Focus sulla prostituzione
Le prime risposte alla nostra piccola inchiesta sui temi che si vorrebbero più dibattuti, segnalano un interesse, in particolare delle giovani sul tema della prostituzione: proibire o regolarizzare?  Esiste una prostituzione che non includa violenza? può essere considerata un lavoro? come ci si relazione con l'inaccettabile corollario della tratta degli esseri umani?

Segnaliamo gli studi di Daniela Danna, sociologa presso l'Università degli Studi di Milano

La prostituzione al chiuso in Europa: leggi e tendenze
di Daniela Danna
 
La ricerca, conclusa nel 2013 e aggiornata al 2014, descrive le leggi nazionali che regolano, tollerano o proibiscono la prostituzione, sia all’aperto che al chiuso e presenta tavole suddivise per reati/sanzioni amministrative e per paesi.
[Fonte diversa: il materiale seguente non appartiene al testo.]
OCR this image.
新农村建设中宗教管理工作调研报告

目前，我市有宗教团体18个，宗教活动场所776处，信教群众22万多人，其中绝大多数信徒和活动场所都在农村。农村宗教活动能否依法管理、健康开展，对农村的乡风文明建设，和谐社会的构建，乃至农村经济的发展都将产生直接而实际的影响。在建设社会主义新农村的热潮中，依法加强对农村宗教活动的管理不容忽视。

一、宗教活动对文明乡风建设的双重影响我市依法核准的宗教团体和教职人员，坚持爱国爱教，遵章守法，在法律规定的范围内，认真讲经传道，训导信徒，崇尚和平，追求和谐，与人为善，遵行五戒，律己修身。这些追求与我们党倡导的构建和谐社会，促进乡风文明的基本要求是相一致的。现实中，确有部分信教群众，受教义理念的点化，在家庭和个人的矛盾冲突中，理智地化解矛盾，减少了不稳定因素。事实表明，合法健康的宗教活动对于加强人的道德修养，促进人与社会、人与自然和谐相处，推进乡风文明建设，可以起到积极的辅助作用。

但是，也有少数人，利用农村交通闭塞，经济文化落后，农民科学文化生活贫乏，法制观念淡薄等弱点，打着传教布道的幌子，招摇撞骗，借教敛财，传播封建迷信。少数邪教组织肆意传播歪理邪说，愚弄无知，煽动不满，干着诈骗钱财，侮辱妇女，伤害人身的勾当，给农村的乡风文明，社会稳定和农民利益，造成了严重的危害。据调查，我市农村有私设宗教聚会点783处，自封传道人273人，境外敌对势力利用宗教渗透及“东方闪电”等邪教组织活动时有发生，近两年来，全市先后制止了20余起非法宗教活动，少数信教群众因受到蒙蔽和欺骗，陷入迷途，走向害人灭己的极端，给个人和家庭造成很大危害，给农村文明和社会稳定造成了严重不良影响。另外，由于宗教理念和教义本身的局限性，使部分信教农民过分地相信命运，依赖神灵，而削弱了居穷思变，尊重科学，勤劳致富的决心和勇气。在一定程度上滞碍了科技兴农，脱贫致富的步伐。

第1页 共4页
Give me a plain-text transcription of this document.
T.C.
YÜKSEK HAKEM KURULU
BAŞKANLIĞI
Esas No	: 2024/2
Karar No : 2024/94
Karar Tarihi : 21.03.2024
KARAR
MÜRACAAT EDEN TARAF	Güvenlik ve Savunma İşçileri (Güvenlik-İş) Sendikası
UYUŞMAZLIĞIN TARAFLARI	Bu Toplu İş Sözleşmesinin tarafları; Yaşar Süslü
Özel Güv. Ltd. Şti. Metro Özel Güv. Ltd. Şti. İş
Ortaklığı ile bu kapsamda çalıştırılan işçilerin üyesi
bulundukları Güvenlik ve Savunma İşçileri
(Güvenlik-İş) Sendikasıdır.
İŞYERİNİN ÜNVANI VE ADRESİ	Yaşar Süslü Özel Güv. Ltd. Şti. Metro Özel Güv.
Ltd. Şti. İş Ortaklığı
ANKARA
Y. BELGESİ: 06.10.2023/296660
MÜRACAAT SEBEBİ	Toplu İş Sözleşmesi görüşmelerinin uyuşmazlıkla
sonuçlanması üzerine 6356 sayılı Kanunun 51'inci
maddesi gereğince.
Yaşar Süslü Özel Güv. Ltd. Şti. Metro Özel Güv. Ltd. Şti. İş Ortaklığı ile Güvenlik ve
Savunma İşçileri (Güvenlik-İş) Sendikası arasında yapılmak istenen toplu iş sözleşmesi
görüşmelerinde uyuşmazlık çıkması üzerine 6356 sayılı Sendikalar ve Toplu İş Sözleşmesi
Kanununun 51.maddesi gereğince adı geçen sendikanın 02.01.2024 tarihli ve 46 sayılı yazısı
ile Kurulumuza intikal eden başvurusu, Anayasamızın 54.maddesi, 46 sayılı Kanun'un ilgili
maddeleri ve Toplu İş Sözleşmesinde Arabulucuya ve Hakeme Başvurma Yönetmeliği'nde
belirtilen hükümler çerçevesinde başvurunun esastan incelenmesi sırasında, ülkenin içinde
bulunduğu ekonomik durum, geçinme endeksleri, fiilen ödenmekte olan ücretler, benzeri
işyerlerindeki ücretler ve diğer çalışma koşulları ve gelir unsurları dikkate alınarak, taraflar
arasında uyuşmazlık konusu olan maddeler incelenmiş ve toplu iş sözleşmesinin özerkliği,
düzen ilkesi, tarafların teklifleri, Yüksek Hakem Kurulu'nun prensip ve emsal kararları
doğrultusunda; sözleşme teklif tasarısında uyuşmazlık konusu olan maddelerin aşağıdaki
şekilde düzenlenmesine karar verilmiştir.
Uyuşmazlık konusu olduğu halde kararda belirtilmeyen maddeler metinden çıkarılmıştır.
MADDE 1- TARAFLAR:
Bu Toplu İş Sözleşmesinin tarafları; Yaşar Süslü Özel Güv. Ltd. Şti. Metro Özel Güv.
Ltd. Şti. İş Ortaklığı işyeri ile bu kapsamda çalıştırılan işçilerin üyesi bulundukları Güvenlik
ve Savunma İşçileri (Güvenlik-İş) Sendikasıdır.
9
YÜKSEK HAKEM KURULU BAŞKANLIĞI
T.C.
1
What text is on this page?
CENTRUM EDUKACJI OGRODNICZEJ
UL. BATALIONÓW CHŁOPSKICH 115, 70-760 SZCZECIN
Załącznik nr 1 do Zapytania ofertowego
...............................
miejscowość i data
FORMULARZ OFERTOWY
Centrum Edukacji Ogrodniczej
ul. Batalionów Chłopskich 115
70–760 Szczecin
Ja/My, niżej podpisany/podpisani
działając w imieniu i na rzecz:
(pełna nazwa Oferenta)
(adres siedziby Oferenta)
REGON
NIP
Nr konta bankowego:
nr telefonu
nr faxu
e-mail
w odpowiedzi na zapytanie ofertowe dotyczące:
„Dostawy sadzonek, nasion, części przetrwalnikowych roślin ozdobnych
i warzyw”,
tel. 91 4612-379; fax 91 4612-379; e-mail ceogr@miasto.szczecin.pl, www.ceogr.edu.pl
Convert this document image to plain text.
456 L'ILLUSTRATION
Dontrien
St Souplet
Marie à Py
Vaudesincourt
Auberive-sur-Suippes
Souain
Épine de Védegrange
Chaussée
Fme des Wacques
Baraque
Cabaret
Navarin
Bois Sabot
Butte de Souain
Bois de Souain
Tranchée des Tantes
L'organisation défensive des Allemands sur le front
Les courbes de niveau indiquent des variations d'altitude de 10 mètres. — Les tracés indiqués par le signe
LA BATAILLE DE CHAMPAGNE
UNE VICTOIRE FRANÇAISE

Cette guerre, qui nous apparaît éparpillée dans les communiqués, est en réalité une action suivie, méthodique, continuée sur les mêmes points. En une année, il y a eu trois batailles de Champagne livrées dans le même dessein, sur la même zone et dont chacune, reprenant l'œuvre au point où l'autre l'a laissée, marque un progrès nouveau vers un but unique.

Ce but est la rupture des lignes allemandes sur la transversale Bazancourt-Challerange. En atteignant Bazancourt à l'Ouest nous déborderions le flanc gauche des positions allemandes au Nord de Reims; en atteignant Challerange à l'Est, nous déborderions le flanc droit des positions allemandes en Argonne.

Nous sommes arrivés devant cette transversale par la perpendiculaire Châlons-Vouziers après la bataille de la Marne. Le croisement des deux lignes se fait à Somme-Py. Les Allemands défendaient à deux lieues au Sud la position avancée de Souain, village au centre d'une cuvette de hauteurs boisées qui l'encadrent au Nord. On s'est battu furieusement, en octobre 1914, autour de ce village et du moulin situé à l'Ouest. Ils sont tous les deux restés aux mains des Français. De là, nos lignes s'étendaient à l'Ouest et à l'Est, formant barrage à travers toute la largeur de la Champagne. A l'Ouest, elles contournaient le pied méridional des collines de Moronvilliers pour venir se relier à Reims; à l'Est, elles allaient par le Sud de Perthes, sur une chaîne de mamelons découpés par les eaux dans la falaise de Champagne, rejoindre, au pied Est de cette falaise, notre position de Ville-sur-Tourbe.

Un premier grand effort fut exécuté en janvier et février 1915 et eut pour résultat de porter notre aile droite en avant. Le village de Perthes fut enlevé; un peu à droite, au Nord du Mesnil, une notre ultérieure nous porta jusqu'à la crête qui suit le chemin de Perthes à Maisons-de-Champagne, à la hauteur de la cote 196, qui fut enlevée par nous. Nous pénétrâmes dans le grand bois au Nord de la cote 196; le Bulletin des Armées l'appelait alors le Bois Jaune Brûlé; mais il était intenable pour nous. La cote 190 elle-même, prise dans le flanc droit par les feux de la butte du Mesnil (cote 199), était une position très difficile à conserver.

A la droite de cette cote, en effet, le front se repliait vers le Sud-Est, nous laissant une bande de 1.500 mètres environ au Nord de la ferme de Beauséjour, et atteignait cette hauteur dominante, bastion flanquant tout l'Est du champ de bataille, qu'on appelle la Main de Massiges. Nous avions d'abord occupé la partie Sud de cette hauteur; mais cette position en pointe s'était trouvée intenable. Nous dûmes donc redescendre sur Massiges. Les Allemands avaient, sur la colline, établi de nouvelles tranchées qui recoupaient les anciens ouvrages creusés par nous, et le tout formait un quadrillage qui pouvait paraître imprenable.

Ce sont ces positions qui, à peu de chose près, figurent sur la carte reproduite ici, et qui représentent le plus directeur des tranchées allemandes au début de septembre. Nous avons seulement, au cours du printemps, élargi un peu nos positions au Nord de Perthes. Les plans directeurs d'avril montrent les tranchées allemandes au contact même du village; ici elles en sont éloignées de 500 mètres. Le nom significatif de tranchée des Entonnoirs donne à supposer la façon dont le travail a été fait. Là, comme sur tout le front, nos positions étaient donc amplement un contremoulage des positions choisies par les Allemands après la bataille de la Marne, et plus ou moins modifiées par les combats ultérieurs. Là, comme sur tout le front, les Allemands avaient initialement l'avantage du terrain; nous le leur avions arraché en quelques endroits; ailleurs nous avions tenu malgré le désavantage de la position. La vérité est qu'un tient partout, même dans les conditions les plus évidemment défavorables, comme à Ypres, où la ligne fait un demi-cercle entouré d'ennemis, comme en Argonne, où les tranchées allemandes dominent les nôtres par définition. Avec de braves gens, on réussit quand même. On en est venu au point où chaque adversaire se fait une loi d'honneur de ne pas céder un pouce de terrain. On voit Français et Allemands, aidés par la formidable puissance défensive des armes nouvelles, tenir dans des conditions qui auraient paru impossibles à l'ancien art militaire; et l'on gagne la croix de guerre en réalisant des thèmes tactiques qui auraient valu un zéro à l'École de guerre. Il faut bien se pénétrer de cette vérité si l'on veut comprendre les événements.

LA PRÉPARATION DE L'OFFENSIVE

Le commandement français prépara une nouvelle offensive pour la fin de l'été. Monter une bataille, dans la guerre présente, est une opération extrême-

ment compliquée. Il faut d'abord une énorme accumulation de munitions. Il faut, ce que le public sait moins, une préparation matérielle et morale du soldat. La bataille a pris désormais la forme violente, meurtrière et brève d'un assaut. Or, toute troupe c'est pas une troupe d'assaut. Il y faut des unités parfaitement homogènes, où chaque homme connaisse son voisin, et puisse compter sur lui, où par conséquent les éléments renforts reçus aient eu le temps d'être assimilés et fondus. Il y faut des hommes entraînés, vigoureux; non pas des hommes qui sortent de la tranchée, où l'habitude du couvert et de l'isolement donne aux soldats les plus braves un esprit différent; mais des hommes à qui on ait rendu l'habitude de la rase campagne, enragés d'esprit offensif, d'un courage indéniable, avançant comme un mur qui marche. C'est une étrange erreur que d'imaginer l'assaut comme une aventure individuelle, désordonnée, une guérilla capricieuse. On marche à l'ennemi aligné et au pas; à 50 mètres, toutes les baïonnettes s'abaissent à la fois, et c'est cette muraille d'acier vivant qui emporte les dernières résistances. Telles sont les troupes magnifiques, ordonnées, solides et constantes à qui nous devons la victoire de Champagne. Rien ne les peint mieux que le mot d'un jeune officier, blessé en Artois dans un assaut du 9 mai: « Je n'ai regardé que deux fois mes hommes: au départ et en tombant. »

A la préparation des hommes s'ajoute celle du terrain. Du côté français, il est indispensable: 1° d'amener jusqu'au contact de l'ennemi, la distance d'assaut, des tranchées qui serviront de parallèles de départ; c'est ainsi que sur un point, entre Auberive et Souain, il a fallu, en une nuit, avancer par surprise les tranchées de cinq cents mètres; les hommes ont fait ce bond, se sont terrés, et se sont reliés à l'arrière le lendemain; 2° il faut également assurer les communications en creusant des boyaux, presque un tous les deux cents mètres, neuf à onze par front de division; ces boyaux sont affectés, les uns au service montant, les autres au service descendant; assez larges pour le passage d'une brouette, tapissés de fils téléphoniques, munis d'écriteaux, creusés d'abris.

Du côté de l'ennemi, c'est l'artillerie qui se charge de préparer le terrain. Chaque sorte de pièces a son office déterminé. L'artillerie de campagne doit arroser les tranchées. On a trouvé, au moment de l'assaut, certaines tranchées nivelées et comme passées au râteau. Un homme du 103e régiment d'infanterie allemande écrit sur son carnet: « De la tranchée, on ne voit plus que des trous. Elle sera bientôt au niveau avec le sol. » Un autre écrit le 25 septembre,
La prima domanda a cui questa ricerca risponde è se lo spostamento al chiuso della prostituzione riscontrato in Italia, soprattutto a seguito del suo contrasto sulle strade, sia generalizzabile agli altri paesi europei
La seconda domanda di ricerca a cui si risponde è quali siano le leggi e le politiche che attualmente governano il fenomeno, con particolare attenzione a ciò che avviene “al chiuso”, cioè in appartamenti e bordelli, oltre ad altri luoghi che non sono deputati ma dove accadono anche atti di prostituzione, come night club e sale di massaggio.
Il rapporto della ricerca, 68 pagine in formato doc, è disponibile sul sito di Daniela Danna a questo link
Si divide in tre parti: definizione di modelli e politiche; il fenomeno e le leggi; le pratiche.
Offre inoltre un elenco di fonti principali sulla legislazione e la sua implementazione.